Tuesday, March 9, 2010

mobius trip

how do you weigh driving 30 min. to get food in bulk as opposed to in plastic containers? hmm, is there a formula for comparing the evils of plastic vs. gas?

is it good not getting your kids plastic toys that everyone else is while taking “free” or recycled plastic? then giving in and getting some because they are of a better “quality” resin, (and he really likes them?)

how do you weigh not getting your sick daughter food that she likes, but is crappy and comes in plastic containers? how sick is she, you ask. well, sick enough to make me feel uncomfortable.

let me tell you, the sickness thing really blows the whole environmental eco-warrior thing way out in the water. it confounds me because i feel the question is: what are my values, what are my priorities? and i get the nagging sensation that my priorities are not in their right places.

i wanted to honor the earth, the source for all life, respect the nature of things, the energy and effort that goes into all the food and materials that we so casually take advantage of. but i also need to honor my daughter and show her that i love her and care for her needs and her desires.

yes, i have slipped in many ways. i have a hard time denying my girl the things she considers the “good things in life” when my effort seems only to serve my own need not to pollute but is having no real effect on anyone else, let alone the environment. i have begun to feel selfish about my commitment to creating less garbage!

i feel like i am being sucked into a bad 80’s political argument. do you respect the trees or the jobs and the lumberjacks. remember the spotted owl?

i realize now how this is the same straw dog argument. both the forest and the lumberjacks and the owls can be saved. in fact, if you clear-cut, what trees are left for next time? sustainability is the mantra now. how can that idea work for me and my family?
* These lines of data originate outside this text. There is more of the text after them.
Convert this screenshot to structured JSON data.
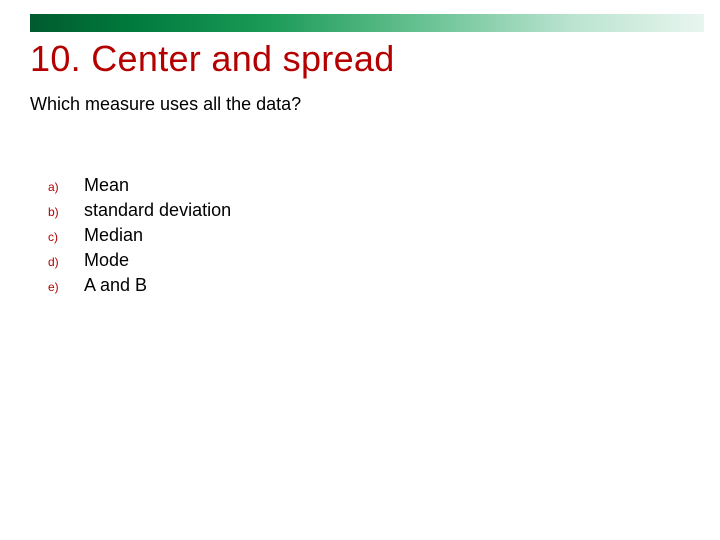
{
  "slide": {
    "title": "10. Center and spread",
    "question": "Which measure uses all the data?",
    "options": [
      {
        "letter": "a)",
        "text": "Mean"
      },
      {
        "letter": "b)",
        "text": "standard deviation"
      },
      {
        "letter": "c)",
        "text": "Median"
      },
      {
        "letter": "d)",
        "text": "Mode"
      },
      {
        "letter": "e)",
        "text": "A and B"
      }
    ]
  }
}
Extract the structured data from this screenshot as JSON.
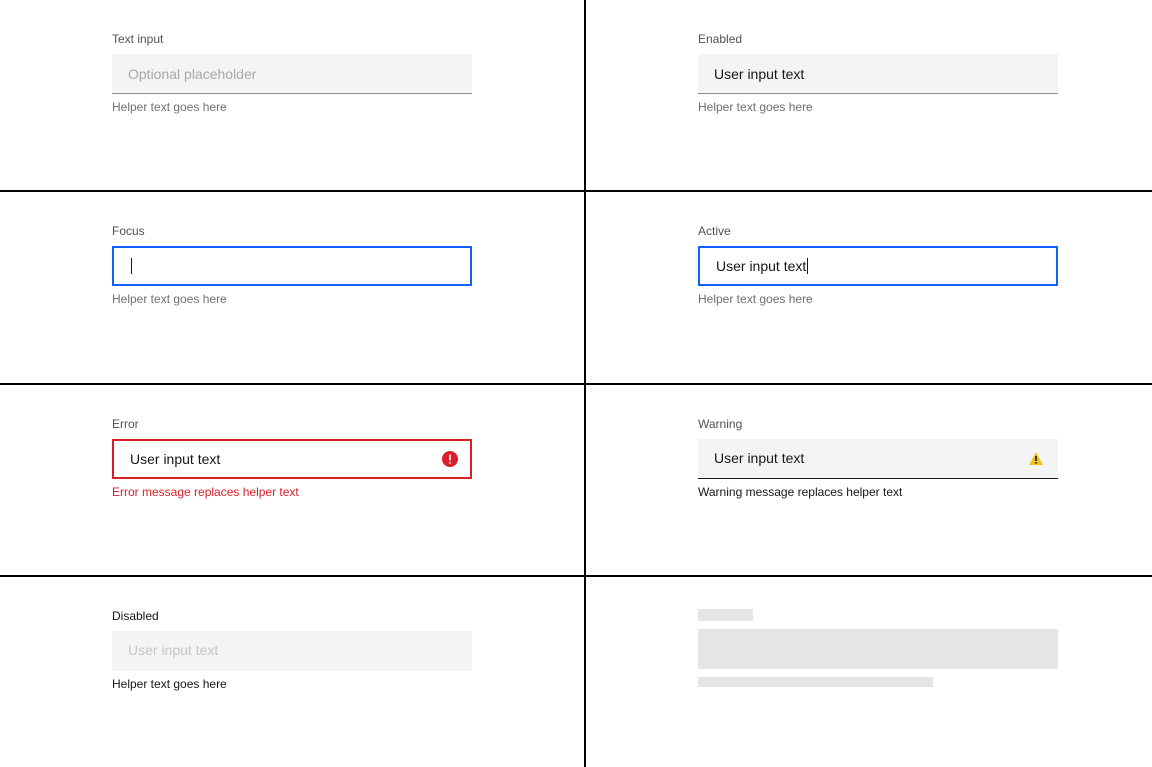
{
  "states": {
    "default": {
      "label": "Text input",
      "placeholder": "Optional placeholder",
      "helper": "Helper text goes here"
    },
    "enabled": {
      "label": "Enabled",
      "value": "User input text",
      "helper": "Helper text goes here"
    },
    "focus": {
      "label": "Focus",
      "value": "",
      "helper": "Helper text goes here"
    },
    "active": {
      "label": "Active",
      "value": "User input text",
      "helper": "Helper text goes here"
    },
    "error": {
      "label": "Error",
      "value": "User input text",
      "helper": "Error message replaces helper text"
    },
    "warning": {
      "label": "Warning",
      "value": "User input text",
      "helper": "Warning message replaces helper text"
    },
    "disabled": {
      "label": "Disabled",
      "value": "User input text",
      "helper": "Helper text goes here"
    }
  }
}
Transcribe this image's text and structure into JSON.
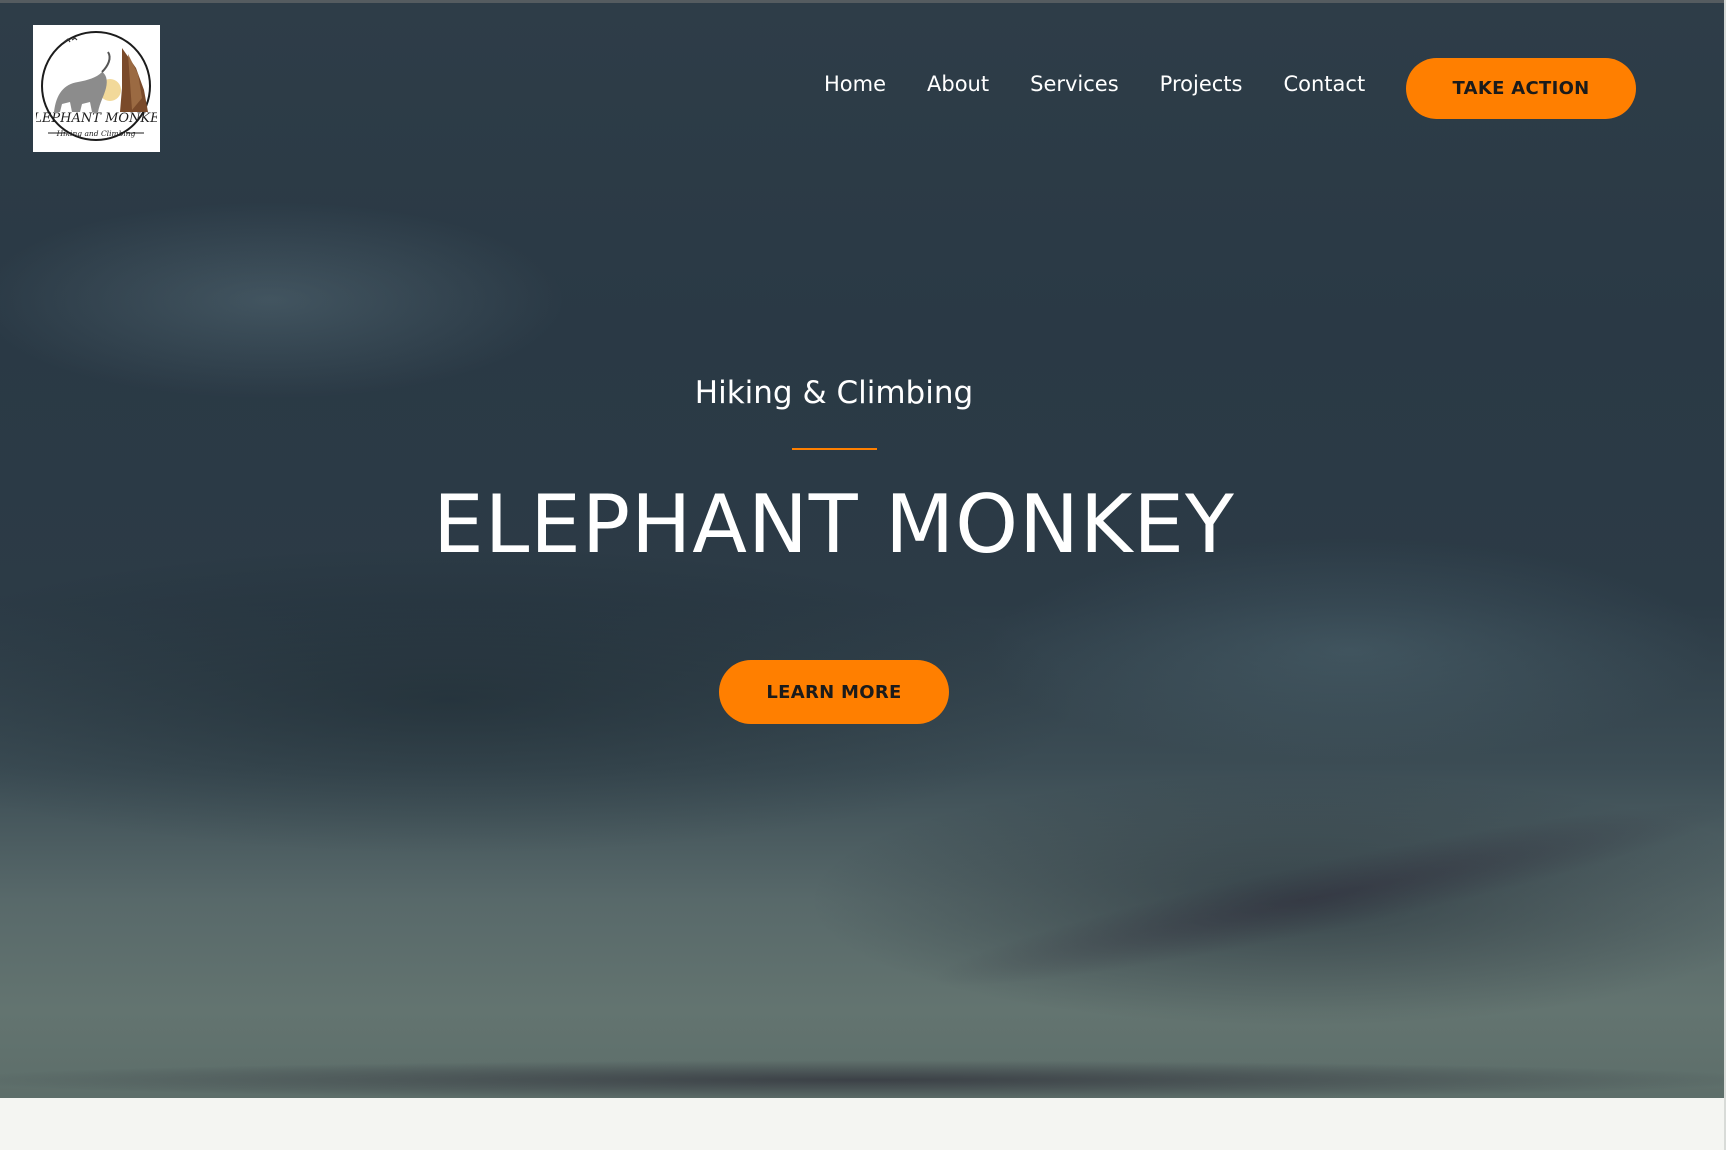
{
  "header": {
    "logo": {
      "text_line1": "ELEPHANT MONKEY",
      "text_line2": "Hiking and Climbing"
    },
    "nav": [
      {
        "label": "Home"
      },
      {
        "label": "About"
      },
      {
        "label": "Services"
      },
      {
        "label": "Projects"
      },
      {
        "label": "Contact"
      }
    ],
    "cta_label": "TAKE ACTION"
  },
  "hero": {
    "eyebrow": "Hiking & Climbing",
    "title": "ELEPHANT MONKEY",
    "cta_label": "LEARN MORE"
  },
  "colors": {
    "accent": "#ff7f00",
    "hero_text": "#ffffff",
    "button_text": "#1b1b1b",
    "page_background": "#f4f5f2"
  }
}
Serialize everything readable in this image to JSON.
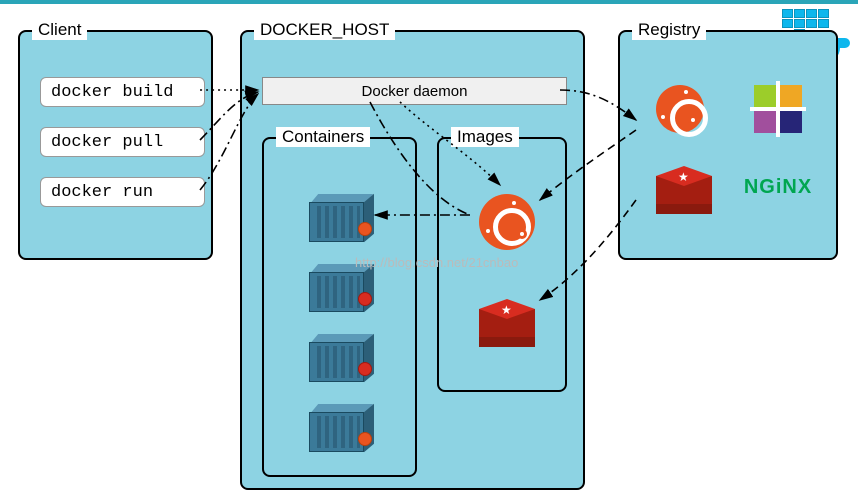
{
  "client": {
    "title": "Client",
    "commands": [
      "docker build",
      "docker pull",
      "docker run"
    ]
  },
  "host": {
    "title": "DOCKER_HOST",
    "daemon_label": "Docker daemon",
    "containers": {
      "title": "Containers"
    },
    "images": {
      "title": "Images"
    }
  },
  "registry": {
    "title": "Registry",
    "entries": [
      {
        "name": "ubuntu",
        "kind": "ubuntu"
      },
      {
        "name": "centos",
        "kind": "centos"
      },
      {
        "name": "redis",
        "kind": "redis"
      },
      {
        "name": "nginx",
        "kind": "nginx",
        "label": "NGiNX"
      }
    ]
  },
  "watermark": "http://blog.csdn.net/21cnbao",
  "colors": {
    "ubuntu": "#e95420",
    "redis": "#d82c20",
    "nginx": "#00a651",
    "panel": "#8dd3e3"
  }
}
i think that i need to take more control. the lifestyle that i am championing is hard, but ultimately is the best for all of us. but none of us really like our hard lessons.

i can hardly do all of it, in fact, the bread making has really slipped lately. and i often eat out, or worse take out.

i am twisted like a mobius strip. one side is sustainable effort and the other is throwing caution to the wind trying to survive to tomorrow, trying to enjoy today.

it is a baaad culture that makes for a seeming direct conflict between surviving today and long term survival. sense us not here now.